夕陽丘

時事問題とロースクールの日常など

◆やりすぎたライブドア M&Aの不幸

2005年03月19日 02時57分46秒 | 日記・書評
 一昨日来,ライブドアがLBOで3000億円超を調達し,敵対的TOBをフジテレビにしかけるのではないかとの憶測があちこちで飛び交っている。ライブドア支持派は,やはり堀江社長はすごいと称え,批判派は,フジまで金にモノを言わせて乗っ取る不道徳さを責め,傍観者を気取る人たちは,今後のワイドショー的展開を予想して楽しんでいる。

 それにしても,あの時点で朝日がすっぱ抜いたことは,ライブドアにとっては誤算だっただろう。フジ買収に取り掛かると報道されたことで,フジテレビ株は急騰した。買収費用は桁違いに高くなったわけだ。フジが増配を発表した時点で,高等は予想されたが,LBO報道で拍車がかかった。

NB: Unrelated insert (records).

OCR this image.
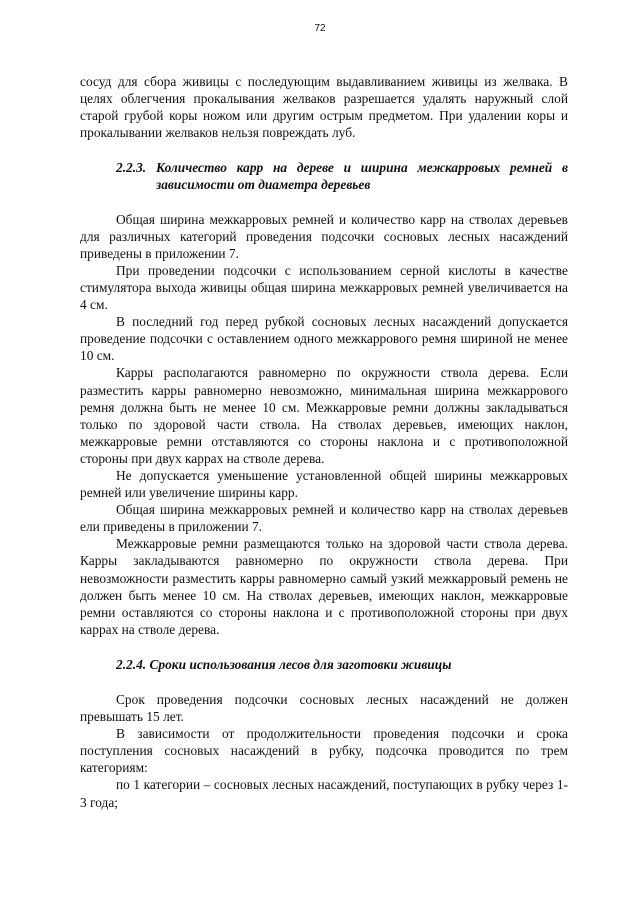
72

сосуд для сбора живицы с последующим выдавливанием живицы из желвака. В целях облегчения прокалывания желваков разрешается удалять наружный слой старой грубой коры ножом или другим острым предметом. При удалении коры и прокалывании желваков нельзя повреждать луб.

2.2.3. Количество карр на дереве и ширина межкарровых ремней в
зависимости от диаметра деревьев

Общая ширина межкарровых ремней и количество карр на стволах деревьев для различных категорий проведения подсочки сосновых лесных насаждений приведены в приложении 7.

При проведении подсочки с использованием серной кислоты в качестве стимулятора выхода живицы общая ширина межкарровых ремней увеличивается на 4 см.

В последний год перед рубкой сосновых лесных насаждений допускается проведение подсочки с оставлением одного межкаррового ремня шириной не менее 10 см.

Карры располагаются равномерно по окружности ствола дерева. Если разместить карры равномерно невозможно, минимальная ширина межкаррового ремня должна быть не менее 10 см. Межкарровые ремни должны закладываться только по здоровой части ствола. На стволах деревьев, имеющих наклон, межкарровые ремни отставляются со стороны наклона и с противоположной стороны при двух каррах на стволе дерева.

Не допускается уменьшение установленной общей ширины межкарровых ремней или увеличение ширины карр.

Общая ширина межкарровых ремней и количество карр на стволах деревьев ели приведены в приложении 7.

Межкарровые ремни размещаются только на здоровой части ствола дерева. Карры закладываются равномерно по окружности ствола дерева. При невозможности разместить карры равномерно самый узкий межкарровый ремень не должен быть менее 10 см. На стволах деревьев, имеющих наклон, межкарровые ремни оставляются со стороны наклона и с противоположной стороны при двух каррах на стволе дерева.

2.2.4. Сроки использования лесов для заготовки живицы

Срок проведения подсочки сосновых лесных насаждений не должен превышать 15 лет.

В зависимости от продолжительности проведения подсочки и срока поступления сосновых насаждений в рубку, подсочка проводится по трем категориям:

по 1 категории – сосновых лесных насаждений, поступающих в рубку через 1-3 года;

 また,LBOという手法が報道された点も不利に働く。マスメディアで解説されているように,LBOは80年代のアメリカで流行したが,相手の財産を担保にして金を借り乗っ取りを図るというマネーゲームそのものの手法が社会的にも大きな批判を受け,90年代には下火になっている。90年代以降のLBO事例は,友好的買収の事例が多い。以後,フジへの同情とライブドア批判は高まるだろう。

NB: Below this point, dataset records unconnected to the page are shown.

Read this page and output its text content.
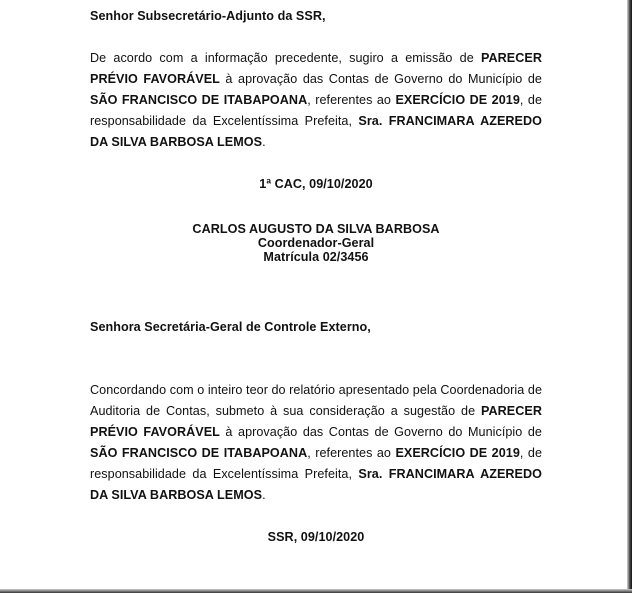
Senhor Subsecretário-Adjunto da SSR,

De acordo com a informação precedente, sugiro a emissão de PARECER PRÉVIO FAVORÁVEL à aprovação das Contas de Governo do Município de SÃO FRANCISCO DE ITABAPOANA, referentes ao EXERCÍCIO DE 2019, de responsabilidade da Excelentíssima Prefeita, Sra. FRANCIMARA AZEREDO DA SILVA BARBOSA LEMOS.

1ª CAC, 09/10/2020

CARLOS AUGUSTO DA SILVA BARBOSA
Coordenador-Geral
Matrícula 02/3456

Senhora Secretária-Geral de Controle Externo,

Concordando com o inteiro teor do relatório apresentado pela Coordenadoria de Auditoria de Contas, submeto à sua consideração a sugestão de PARECER PRÉVIO FAVORÁVEL à aprovação das Contas de Governo do Município de SÃO FRANCISCO DE ITABAPOANA, referentes ao EXERCÍCIO DE 2019, de responsabilidade da Excelentíssima Prefeita, Sra. FRANCIMARA AZEREDO DA SILVA BARBOSA LEMOS.

SSR, 09/10/2020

 さらに,新株予約権の問題が高裁でひっくり返る可能性は低いが,LBO問題が裁判官に何らかの影響を与えないとは言い切れない。報道当初,堀江社長は,明確には否定しなかったが,翌日あたりから「妄想」などと,堀江社長独自の用語で否定し始めている。影響の大きさを考慮しての軌道修正であろう。

 私が思うに,LBO手法の活用が事実かどうかは別にして,一連のライブドアの敵対的買収手法が過激に過ぎるので,敵対的買収に対する不安が過度に広がりかねないことが問題だ。すでに改正会社法案ではM&A関連条項の1年凍結が決定されているし,今後,かなり経営陣に有利な(その意味で過剰防衛的な)企業防衛策が上場企業を中心に導入される可能性が高い。結局,今回の騒動がかえって株主の利益に反する動きを助長しかねなくなっているのだ。

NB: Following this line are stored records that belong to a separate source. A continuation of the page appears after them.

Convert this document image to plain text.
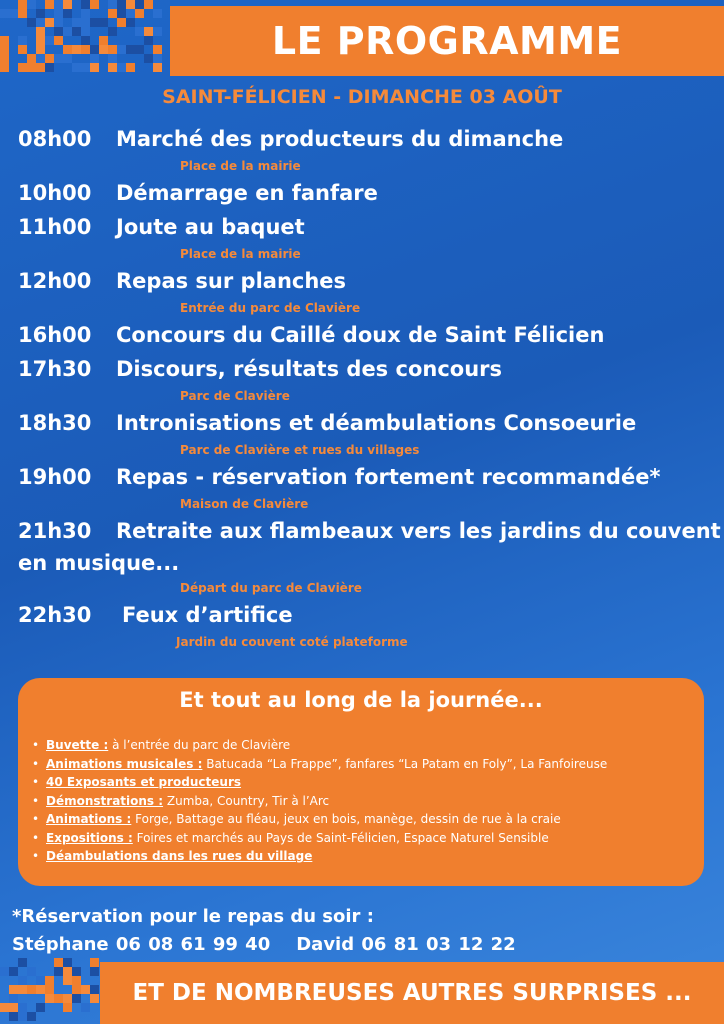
LE PROGRAMME
SAINT-FÉLICIEN - DIMANCHE 03 AOÛT
08h00	Marché des producteurs du dimanche
Place de la mairie
10h00	Démarrage en fanfare
11h00	Joute au baquet
Place de la mairie
12h00	Repas sur planches
Entrée du parc de Clavière
16h00	Concours du Caillé doux de Saint Félicien
17h30	Discours, résultats des concours
Parc de Clavière
18h30	Intronisations et déambulations Consoeurie
Parc de Clavière et rues du villages
19h00	Repas - réservation fortement recommandée*
Maison de Clavière
21h30	Retraite aux flambeaux vers les jardins du couvent
en musique...
Départ du parc de Clavière
22h30	Feux d’artifice
Jardin du couvent coté plateforme
Et tout au long de la journée...
• Buvette : à l’entrée du parc de Clavière
• Animations musicales : Batucada “La Frappe”, fanfares “La Patam en Foly”, La Fanfoireuse
• 40 Exposants et producteurs
• Démonstrations : Zumba, Country, Tir à l’Arc
• Animations : Forge, Battage au fléau, jeux en bois, manège, dessin de rue à la craie
• Expositions : Foires et marchés au Pays de Saint-Félicien, Espace Naturel Sensible
• Déambulations dans les rues du village
*Réservation pour le repas du soir :
Stéphane 06 08 61 99 40 David 06 81 03 12 22
ET DE NOMBREUSES AUTRES SURPRISES ...
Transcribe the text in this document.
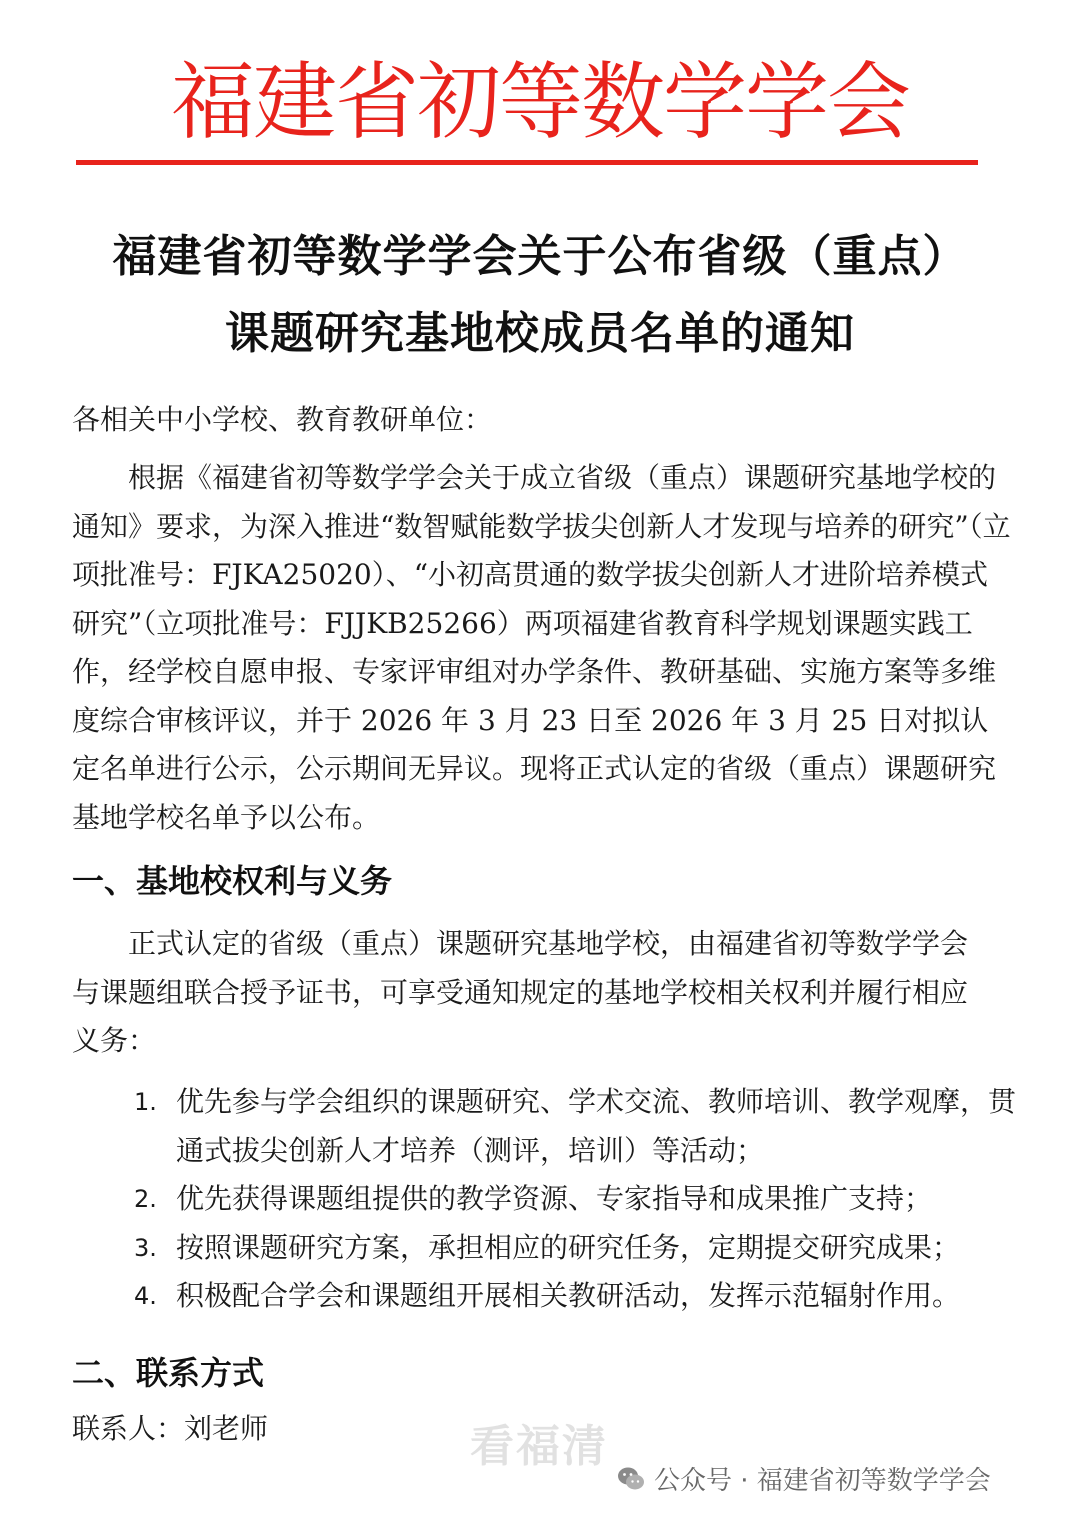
福建省初等数学学会
福建省初等数学学会关于公布省级（重点）
课题研究基地校成员名单的通知
各相关中小学校、教育教研单位：
根据《福建省初等数学学会关于成立省级（重点）课题研究基地学校的通知》要求，为深入推进“数智赋能数学拔尖创新人才发现与培养的研究”（立项批准号：FJKA25020）、“小初高贯通的数学拔尖创新人才进阶培养模式研究”（立项批准号：FJJKB25266）两项福建省教育科学规划课题实践工作，经学校自愿申报、专家评审组对办学条件、教研基础、实施方案等多维度综合审核评议，并于 2026 年 3 月 23 日至 2026 年 3 月 25 日对拟认定名单进行公示，公示期间无异议。现将正式认定的省级（重点）课题研究基地学校名单予以公布。
一、基地校权利与义务
正式认定的省级（重点）课题研究基地学校，由福建省初等数学学会与课题组联合授予证书，可享受通知规定的基地学校相关权利并履行相应义务：
1. 优先参与学会组织的课题研究、学术交流、教师培训、教学观摩，贯通式拔尖创新人才培养（测评，培训）等活动；
2. 优先获得课题组提供的教学资源、专家指导和成果推广支持；
3. 按照课题研究方案，承担相应的研究任务，定期提交研究成果；
4. 积极配合学会和课题组开展相关教研活动，发挥示范辐射作用。
二、联系方式
联系人：刘老师	看福清
公众号 · 福建省初等数学学会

 今回の騒動で,ライブドア支持派・批判派・傍観者関係なく,敵対的買収の影響力の大きさを実感した。攻撃する側にとってはスピーディでいいけれど,される側になったらやだなあというのが実感ではないだろうか。その意味で,M&Aに対する恐怖感や不安感が印象づけられたといってよいと思う。これは,すなわち,正当なM&Aと不正なM&Aを冷静に計算するという発想が遠のいたことを意味する。本格的M&A時代を前にして,今回の騒動がおきたことは,日本経済にとって不幸なことではないだろうか。

 堀江社長もあの若さであれだけの会社を築いたのだから,焦らず,地道に本業を固めていただきたいものである。いくらM&Aが優秀でも,本業のポータルがあの状況ではどうしようもない。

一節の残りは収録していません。